The way technology is progressing, we are clocking up the hours when it comes to texting and typing. We are creating terrible poor posture patterns by dipping our heads to impossible angles. You may as well be walking around with some of our weights stacked on your shoulders!

A new study published in Surgical Technology International finds that text messaging can add up to 25kg of pressure on a person’s spine, depending on the angle at which they are texting. This supports a new school of thought in the medical field that deplores many of the modern conveniences we’ve come to love: The toilet, the office chair and the mobile phone. It’s not that these technologies are necessarily evil, but that evolution has moulded our bodies to function best without them.

Your spine is happiest when your ears fall on the same plane as your shoulders, and your shoulder blades are retracted. Without these adjustments, you put added stress on your spine. These stresses may lead to early wear, tear, degeneration, and possibly surgeries.

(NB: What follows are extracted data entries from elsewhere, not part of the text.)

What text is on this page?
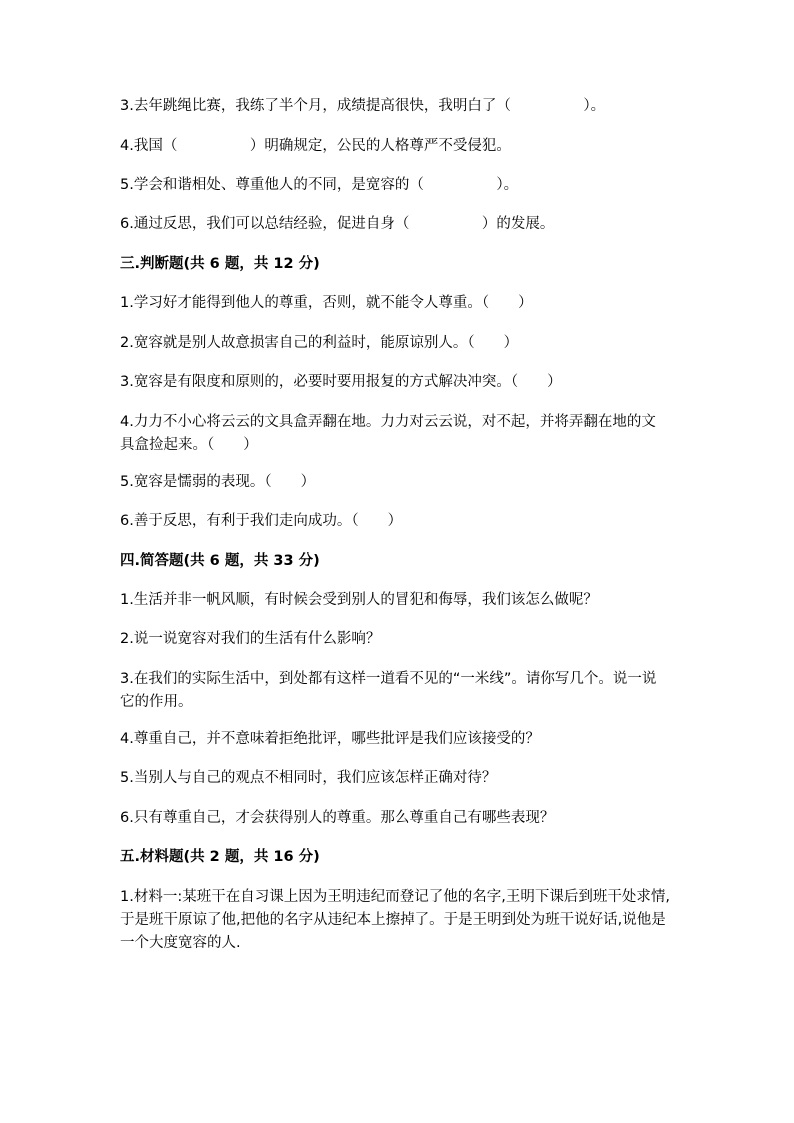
3.去年跳绳比赛，我练了半个月，成绩提高很快，我明白了（　　　　　）。

4.我国（　　　　　）明确规定，公民的人格尊严不受侵犯。

5.学会和谐相处、尊重他人的不同，是宽容的（　　　　　）。

6.通过反思，我们可以总结经验，促进自身（　　　　　）的发展。

三.判断题(共 6 题，共 12 分)

1.学习好才能得到他人的尊重，否则，就不能令人尊重。（　　）

2.宽容就是别人故意损害自己的利益时，能原谅别人。（　　）

3.宽容是有限度和原则的，必要时要用报复的方式解决冲突。（　　）

4.力力不小心将云云的文具盒弄翻在地。力力对云云说，对不起，并将弄翻在地的文具盒捡起来。（　　）

5.宽容是懦弱的表现。（　　）

6.善于反思，有利于我们走向成功。（　　）

四.简答题(共 6 题，共 33 分)

1.生活并非一帆风顺，有时候会受到别人的冒犯和侮辱，我们该怎么做呢？

2.说一说宽容对我们的生活有什么影响？

3.在我们的实际生活中，到处都有这样一道看不见的“一米线”。请你写几个。说一说它的作用。

4.尊重自己，并不意味着拒绝批评，哪些批评是我们应该接受的？

5.当别人与自己的观点不相同时，我们应该怎样正确对待？

6.只有尊重自己，才会获得别人的尊重。那么尊重自己有哪些表现？

五.材料题(共 2 题，共 16 分)

1.材料一:某班干在自习课上因为王明违纪而登记了他的名字,王明下课后到班干处求情,于是班干原谅了他,把他的名字从违纪本上擦掉了。于是王明到处为班干说好话,说他是一个大度宽容的人.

Many people, especially our current generation, are currently growing up in this position. Much of the entertainment today relies on a screen of some kind. If it’s not a TV or desktop computer, it’s a tablet or smart phone that sits comfortably in the hand. At the same time, these devices demand that users bend their necks to use it. One estimate suggests that people use these devices for approximately two to four hours per day, meaning that our necks remain bent for 700 to 1,400 hours in a given year.

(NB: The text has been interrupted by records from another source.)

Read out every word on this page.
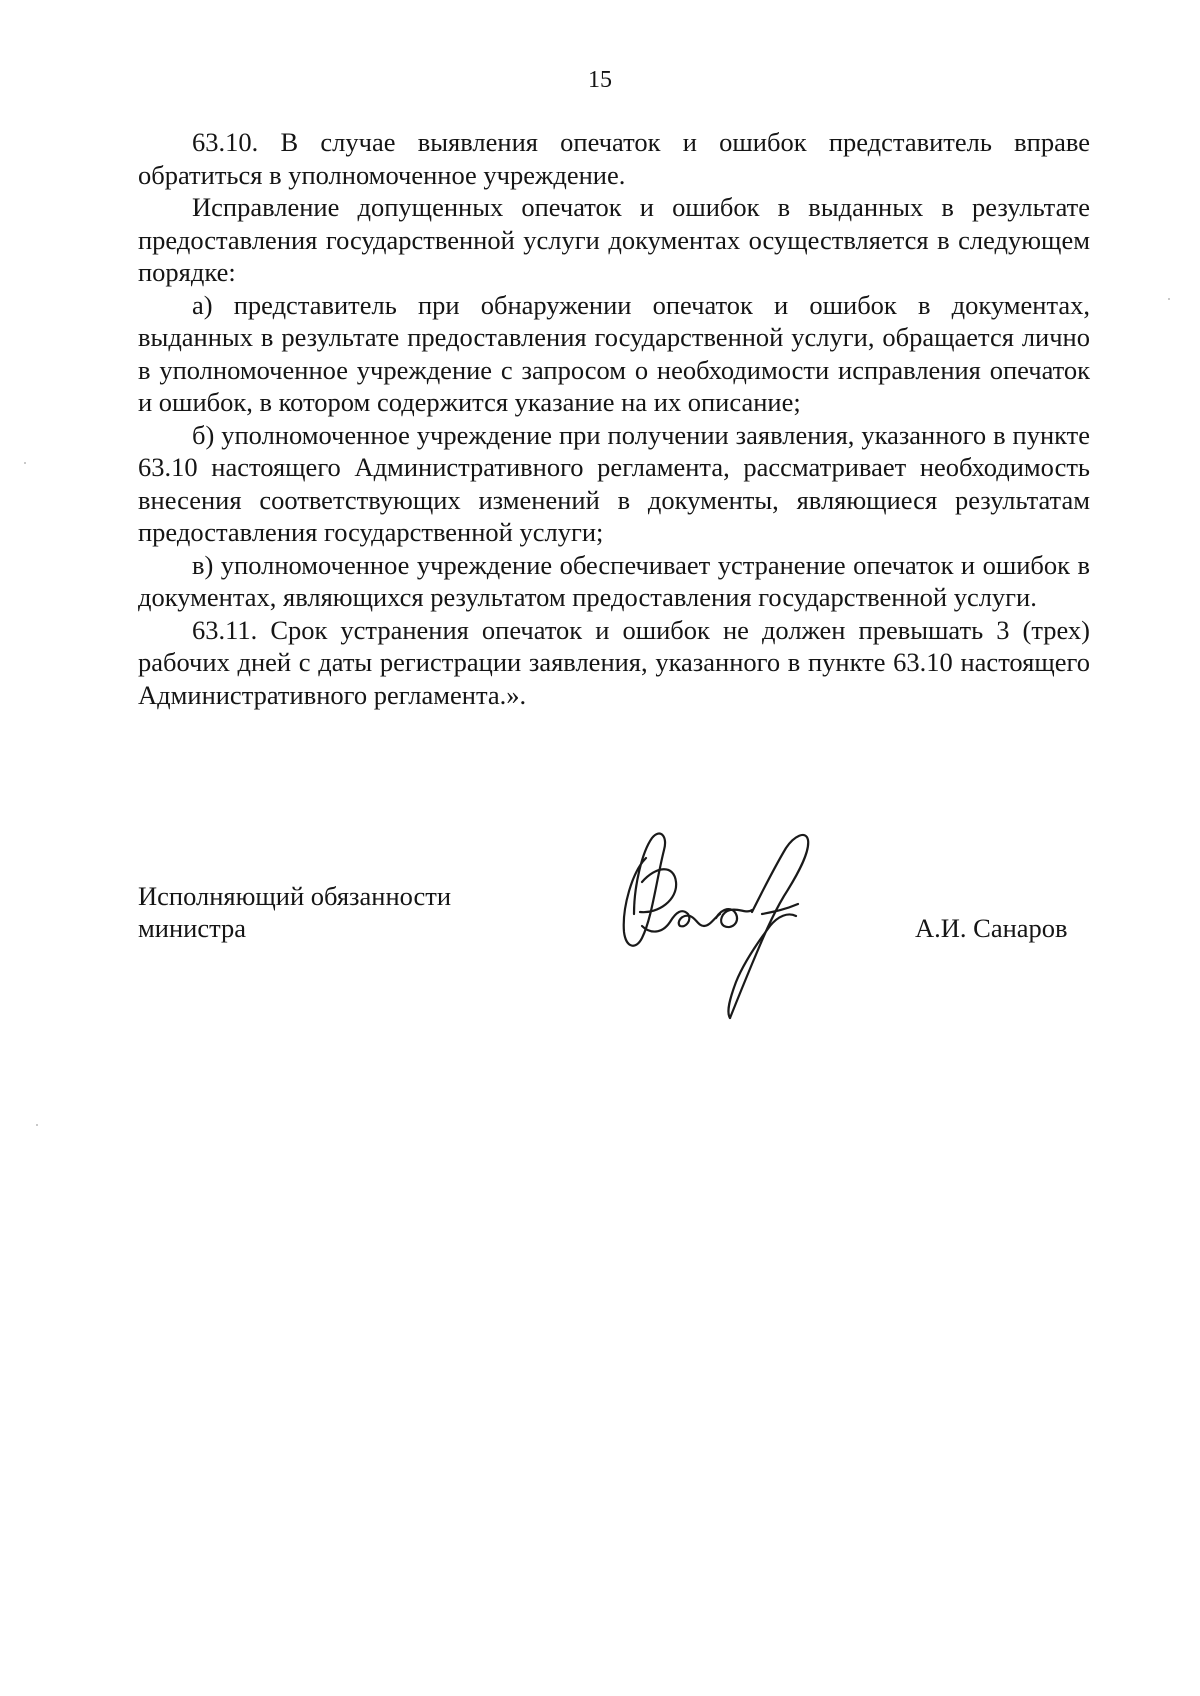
15

63.10. В случае выявления опечаток и ошибок представитель вправе обратиться в уполномоченное учреждение.

Исправление допущенных опечаток и ошибок в выданных в результате предоставления государственной услуги документах осуществляется в следующем порядке:

а) представитель при обнаружении опечаток и ошибок в документах, выданных в результате предоставления государственной услуги, обращается лично в уполномоченное учреждение с запросом о необходимости исправления опечаток и ошибок, в котором содержится указание на их описание;

б) уполномоченное учреждение при получении заявления, указанного в пункте 63.10 настоящего Административного регламента, рассматривает необходимость внесения соответствующих изменений в документы, являющиеся результатам предоставления государственной услуги;

в) уполномоченное учреждение обеспечивает устранение опечаток и ошибок в документах, являющихся результатом предоставления государственной услуги.

63.11. Срок устранения опечаток и ошибок не должен превышать 3 (трех) рабочих дней с даты регистрации заявления, указанного в пункте 63.10 настоящего Административного регламента.».

Исполняющий обязанности
министра	А.И. Санаров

The remedy to our posture problem isn’t to abolish the technologies. They’ve become an integral part of our lives. My advice is to be a little more mindful with how you use them. While it is nearly impossible to avoid the technologies that cause these issues, individuals should make an effort to look at their phones with a neutral spine, and avoid spending hours each day hunched over.

Here are some suggestions to prevent poor posture or neck/back pain:

• Stop holding your phone by your waist. Instead, lock your elbows in at your waist, raise hands up to shoulder height, keep the shoulders down and back, whilst reading your phone. Keep it in your sight line.

• Try a standing desk at work. Talk to H.R. about this in your workplace. Did you know that Optimum is available to conduct work place assessments for your company? Talk to us about this if you believe your workplace could benefit!

• Don’t text and walk! Not only is this slowing you down, which affects heart rate, cardiovascular fitness and weight loss, it can also affect your biomechanics, since you’re usually not walking straight. Not to mention you could bump into something!!

• Complete a resistance program that is designed to counter balance this postural position which we are spending so much time in. Two crucial exercises to improve your posture are a seated row, using a weight machine, or a Theraband (resistance band). Secondly, pair these with stretching out through your chest, and you will be on your way to improving your posture.